Zuhause zwischen
Düsseldorf und Mönchengladbach
Entworfen und gebaut wurde ich 1927: Lindbergh flog über den Atlantik, die Rewe wurde gegründet, an der Börse gab es den „Schwarzen Freitag“, Max Schmeling wurde Europameister, der Kanzler hieß Marx, aber nicht Karl, sondern Wilhelm. Es war auch die Zeit großartiger Architekten wie Mies van der Rohe, Gropius, Scharoun.
Mein Bauherr leistete sich keinen dieser damals als Avantgarde geltenden modernen Architekten, er entwarf mit einem Architekten aus seinem Umkreis meinen Bauplan, praktisch meine Geburtsurkunde. Er war damals bereits 46 Jahre, Hauptschulrektor – und damit einer der Honoratioren im Ort - und wollte nicht mehr und nicht weniger als ein Heim für sich und seine Familie. Immerhin sieben Kinder und zwei Erwachsene…
Heute sprechen die Leute ja immer wieder einmal von Betongold – so ein Quark! Jeder weiß, dass Gold in Barren gegossen und nicht als fertige Wand oder Decke geliefert wird! Und Barren sind der Form nach ja auch nichts anderes als Ziegel. Also müsste doch von Ziegelgold gesprochen werden, oder? Und das bin ich, Ziegelgold. Noch besser: ich habe solide, harte Ziegel und keine lackierte weiche Goldbarren.
Von Geld und Wirtschaft verstehe ich ansonsten nicht viel, aber ich habe Jahrzehnte mit meinen Menschen gelebt, ihnen eine schützende Heimat geboten. Und ich habe deshalb dass Gefühl, das dies viel wichtiger ist als die Wertentwicklung einer sogenannten Geldanlage in der für jeden – Menschen wie Häuser – ungewissen, nicht berechenbaren Zukunft.
Die eigenen vier soliden Wände für die heiteren Tage, in denen man sich freut und lacht, teilweise auch Tränen lacht. Auch für die weniger frohen Zeiten, in denen ich Zuflucht und Trost sein konnte und Geborgenheit bot. Das fühlt sich sehr gut an für ein Haus!
Auf meiner linken Seite von der Straße aus steht eine Garage, daneben ein Werkraum - beides etwas später angebaut.
Wie schon gesagt bin ich aus solidem Ziegel gebaut. Das sieht man natürlich auch von außen, stolz zeige ich die doppelt gebrannten dunkelroten niederrheinischen Ziegel, verbunden mit hellblauem Zement und selbstverständlich ohne Putz. Ich habe nichts zu verstecken, das wäre auch eine Schande! Als Schmuck trage ich wunderschöne Fensterläden, weiß mit einem schmalen grünen Rand. Damit mache ich einen sehr guten Eindruck auf die Menschen, die mich bewundern und sich an mir erfreuen. Mein Grundstück ist zum Bürgersteig hin mit einem niedrigen Mauersockel und Pfeilern aus roten Ziegeln begrenzt, die einen handgeschmiedeten Gitterzaun tragen. Den hat der Schwiegersohn meines Bauherrn hergestellt, der beherrschte die Bearbeitung des Eisens sehr gut, das war ja sein Beruf!
Rechts ist meine Schokoladenseite. Hier liegt, etwas nach hinten versetzt, mein Eingang: Stufen führen zur Tür, die im Rundbogen nach oben abschließt und mit einem Schmuckgitter verziert ist.
Natürlich ist das Gitter, genau wie die schmiedeeiserne Laterne über dem Eingangsbereich, vom Schwiegersohn meines Bauherrn, der Kunstschmiedemeister war, liebevoll hergestellt.

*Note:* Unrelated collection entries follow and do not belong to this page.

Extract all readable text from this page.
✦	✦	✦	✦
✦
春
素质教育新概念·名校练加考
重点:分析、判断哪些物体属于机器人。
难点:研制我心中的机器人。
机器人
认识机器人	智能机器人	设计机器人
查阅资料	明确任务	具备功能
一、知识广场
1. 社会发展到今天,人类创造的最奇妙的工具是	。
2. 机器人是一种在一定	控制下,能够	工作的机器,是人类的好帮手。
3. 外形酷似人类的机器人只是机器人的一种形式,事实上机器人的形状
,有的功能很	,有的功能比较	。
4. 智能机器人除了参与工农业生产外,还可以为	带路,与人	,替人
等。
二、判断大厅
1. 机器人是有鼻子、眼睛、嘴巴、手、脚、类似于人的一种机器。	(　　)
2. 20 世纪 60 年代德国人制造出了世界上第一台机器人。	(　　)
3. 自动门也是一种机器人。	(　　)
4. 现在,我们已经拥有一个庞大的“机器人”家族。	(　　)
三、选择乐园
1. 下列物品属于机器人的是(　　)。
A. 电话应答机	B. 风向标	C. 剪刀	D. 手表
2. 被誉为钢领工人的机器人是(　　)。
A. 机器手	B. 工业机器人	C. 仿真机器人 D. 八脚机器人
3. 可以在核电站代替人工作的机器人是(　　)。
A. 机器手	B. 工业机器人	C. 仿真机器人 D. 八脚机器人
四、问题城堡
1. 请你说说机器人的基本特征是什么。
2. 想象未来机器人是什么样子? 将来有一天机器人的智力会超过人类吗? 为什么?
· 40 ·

Der Rest meiner Schokoladenseite enthält vier Fensterchen und am Boden einen aus Bruchsteinen zusammengefügten „Brunnen“, der aber schon lange kein Wasser mehr enthält – ein reines Schmuckstück.

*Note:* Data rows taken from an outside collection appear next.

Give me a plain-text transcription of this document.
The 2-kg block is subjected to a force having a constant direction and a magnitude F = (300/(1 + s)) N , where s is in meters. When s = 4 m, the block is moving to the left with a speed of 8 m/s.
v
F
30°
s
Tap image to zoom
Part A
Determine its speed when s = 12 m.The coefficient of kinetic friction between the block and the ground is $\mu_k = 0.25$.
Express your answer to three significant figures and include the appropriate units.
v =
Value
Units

Der größere Teil des Grundstücks, auf dem ich stehe, liegt an meiner strassenabgewandten Seite. Wie ich selbst auch hat der Garten in den letzten 100 Jahren viele Veränderungen erfahren. Stand in den ersten Jahrzehnten die Versorgung durch Anbau von Gemüse und Obst im Vordergrund, zog mein Bauherr vor allem nach seiner Pensionierung eine Vielfalt von Pflanzen und Blumen. Der Garten war im Frühjahr und Sommer ein Blütenmeer! Da kamen natürlich die Bienen, die er hielt, auf ihre Kosten. Später wandelte sich die Nutzung hin zu einem Familiengarten, zum Spielen und für das kleine Abenteuer. Heute liegt der Schwerpunkt auf "Pflegeleicht".